Lampar kemudian melepaskan tendangan parabol ke arah gawang Jerman yang dijaga Manuel Neuer. Bola itu membentur bagian dalam mistar gawang Jerman dan memantul ke tanah. Alih-alih memantul ke dalam jaring, bola itu justru kembali ke arah lapangan. Neuer menangkap bola itu dan sebagaimana seorang penjaga gawang, ia langsung berlari ke depan untuk melambungkan bola ke arah Miroslav Klose yang berada di area permainan Inggris.

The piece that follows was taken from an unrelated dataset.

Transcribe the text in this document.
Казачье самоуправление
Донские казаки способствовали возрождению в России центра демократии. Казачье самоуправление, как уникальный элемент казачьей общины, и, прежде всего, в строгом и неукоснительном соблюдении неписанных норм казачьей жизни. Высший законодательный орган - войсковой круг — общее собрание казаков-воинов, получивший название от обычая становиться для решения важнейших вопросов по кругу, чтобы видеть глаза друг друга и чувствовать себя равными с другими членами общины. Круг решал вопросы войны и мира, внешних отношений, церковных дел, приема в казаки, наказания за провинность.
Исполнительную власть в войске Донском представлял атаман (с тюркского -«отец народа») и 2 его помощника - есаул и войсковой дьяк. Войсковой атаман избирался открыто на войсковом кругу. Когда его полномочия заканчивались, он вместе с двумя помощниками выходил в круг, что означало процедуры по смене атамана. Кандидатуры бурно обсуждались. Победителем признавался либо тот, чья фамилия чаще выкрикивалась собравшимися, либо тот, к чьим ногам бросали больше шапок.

Lampard tampak sudah berlari ke suatu arah untuk merayakan tendangan yang ia kira disahkan menjadi gol itu. Namun, ketika Lampard melihat ke arah wasit Jorge Larrionda, Lampard kecewa. Larrionda, wasit asal Uruguay, tak mengesahkan gol itu.

Mauricio Espinosa, hakim garis yang berdiri paling dekat dengan gawang Jerman pun tak melihat bola melewati garis gawang.

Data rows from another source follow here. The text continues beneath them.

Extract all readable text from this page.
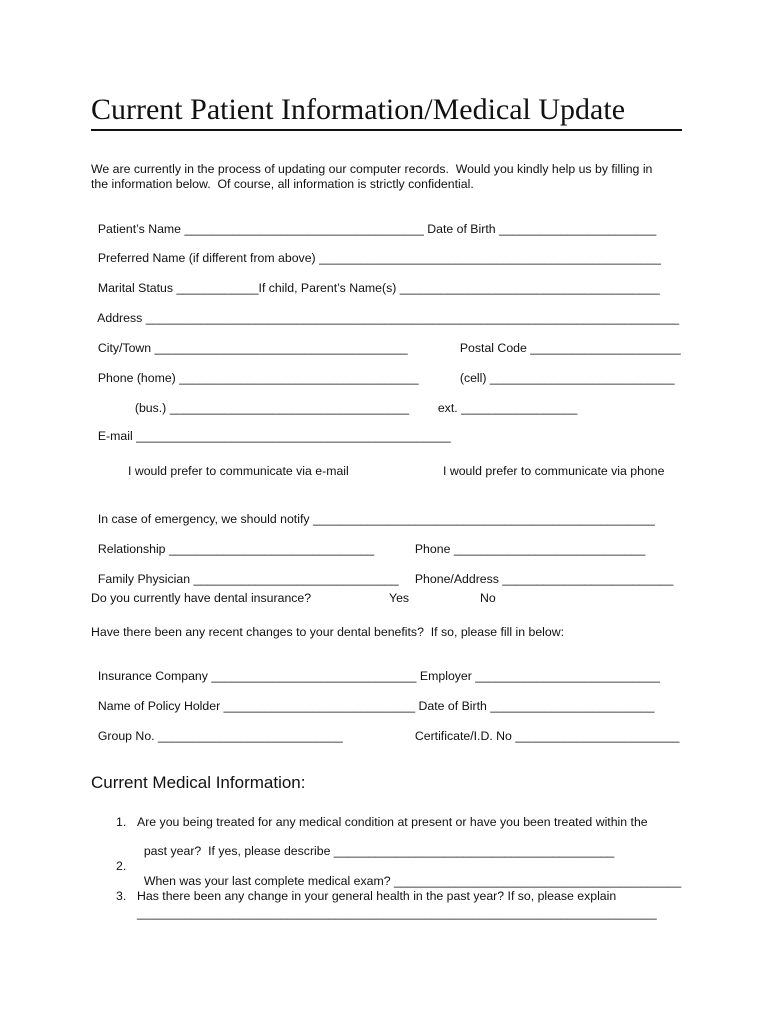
Current Patient Information/Medical Update
We are currently in the process of updating our computer records.  Would you kindly help us by filling in
the information below.  Of course, all information is strictly confidential.

Patient’s Name ___________________________________ Date of Birth _______________________

Preferred Name (if different from above) __________________________________________________

Marital Status ____________If child, Parent’s Name(s) ______________________________________

Address ______________________________________________________________________________

City/Town _____________________________________	Postal Code ______________________

Phone (home) ___________________________________	(cell) ___________________________

(bus.) ___________________________________	ext. _________________

E-mail ______________________________________________

I would prefer to communicate via e-mail	I would prefer to communicate via phone

In case of emergency, we should notify __________________________________________________

Relationship ______________________________	Phone ____________________________

Family Physician ______________________________	Phone/Address _________________________

Do you currently have dental insurance?	Yes	No
Have there been any recent changes to your dental benefits?  If so, please fill in below:

Insurance Company ______________________________ Employer ___________________________

Name of Policy Holder ____________________________ Date of Birth ________________________

Group No. ___________________________	Certificate/I.D. No ________________________

Current Medical Information:
1. Are you being treated for any medical condition at present or have you been treated within the

past year?  If yes, please describe _________________________________________

2.

When was your last complete medical exam? __________________________________________

3. Has there been any change in your general health in the past year? If so, please explain
____________________________________________________________________________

Inggris tetap tertinggal 1-2 di babak pertama. Justru Jerman yang mampu menambah keunggulan di babak kedua melalui dua gol Thomas Muller di menit 67 dan 70. Perjalanan Inggris pun terhenti. Dengan bantuan mata kamera, kita bisa melihat bahwa bola itu sudah melewati garis gawang. Barangkali jalannya pertandingan akan lain jika gol itu disahkan wasit. Sayangnya, saat itu tidak ada asisten wasit tambahan di sisi gawang atau teknologi garis gawang yang bisa melegitimasi dengan sah (dan diakui FIFA) bola itu sudah melewati garis atau belum.

***

Pada 1863, ketika peraturan sepakbola baru dirancang oleh FA dengan masih terpengaruh rugbi, panjang maksimal lapangan sepakbola adalah sekitar 180 m dan lebar 91 m. Perlu dicatat pula, ketika lapangan sepakbola masih berukuran raksasa, tidak ada garis pembatas. Untuk membatasi dan memutuskan bola sudah keluar lapangan atau belum, dipancanglah empat bendera di tiap sudut, persis seperti yang kita kenal saat ini.

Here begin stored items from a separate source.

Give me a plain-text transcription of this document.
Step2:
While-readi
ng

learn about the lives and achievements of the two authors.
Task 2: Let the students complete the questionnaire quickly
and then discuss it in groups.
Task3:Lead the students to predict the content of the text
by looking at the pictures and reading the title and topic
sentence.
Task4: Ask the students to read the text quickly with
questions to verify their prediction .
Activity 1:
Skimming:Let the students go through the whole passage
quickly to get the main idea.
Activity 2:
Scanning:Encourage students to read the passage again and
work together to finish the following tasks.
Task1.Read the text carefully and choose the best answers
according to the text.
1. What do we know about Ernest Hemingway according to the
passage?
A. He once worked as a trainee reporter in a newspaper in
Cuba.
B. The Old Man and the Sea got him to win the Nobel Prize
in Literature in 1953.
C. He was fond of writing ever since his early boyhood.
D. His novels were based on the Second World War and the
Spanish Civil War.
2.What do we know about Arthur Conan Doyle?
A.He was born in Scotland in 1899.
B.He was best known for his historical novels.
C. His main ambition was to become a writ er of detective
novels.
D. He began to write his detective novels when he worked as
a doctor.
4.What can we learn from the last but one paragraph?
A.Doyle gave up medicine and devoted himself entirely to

Batas yang semula imajiner dan ditetapkan dengan perkiraan, perlahan berubah dengan adanya garis yang jelas. Garis lapangan sepakbola pun menjadi penentu beberapa peraturan permainan. Lemparan ke dalam, sepak pojok, penalti, jarak pemain lawan ketika sepak mula, dan apakah bola sudah terhitung masuk ke gawang atau belum.

Dalam pekembangannya, garis pun ternyata belum cukup untuk mengakomodir kompleksnya permainan sepakbola. Dalam menentukan bola sudah melewati garis gawang atau belum, terobosan dilakukan dengan menyediakan asisten tambahan dan yang paling canggih, dengan teknologi garis gawang yang mulai diperkenalkan pada ajang Piala Dunia Antarklub di Jepang tahun 2012. Kontroversi seperti gol Lampard ke gawang Inggris merupakan hal yang mendorong penggunaan teknologi garis gawang itu.

***

“Gol itu mengubah permainan menjadi lebih baik, jadi saya senang tentang itu. Ini adalah langkah positif untuk permainan secara keseluruhan dengan diperkenalkannya teknologi garis gawang,” ujar Lampard, dilansir dari Goal.

“Saya melihat tayangan ulang setelah pertandingan. Kami memiliki TV di ruang ganti, tetapi ada aturan bahwa untuk menontonnya, kami menunggu sampai setelah pertandingan. Kami yakin, menonton pertandingan di paruh waktu, baik atau buruk, tidak akan membantu. Kami memiliki perasaan tidak berdaya ketika kami melihatnya. Kami telah dipersiapkan untuk banyak hal tetapi Anda tidak dapat mempersiapkan untuk itu,” ujar hakim garis Mauricio Espinosa kepada Goal.

Selain di Piala Dunia 2010, Inggris pun pernah mengalami kejadian serupa di Piala Dunia 1966 ketika mereka menjadi tuan rumah.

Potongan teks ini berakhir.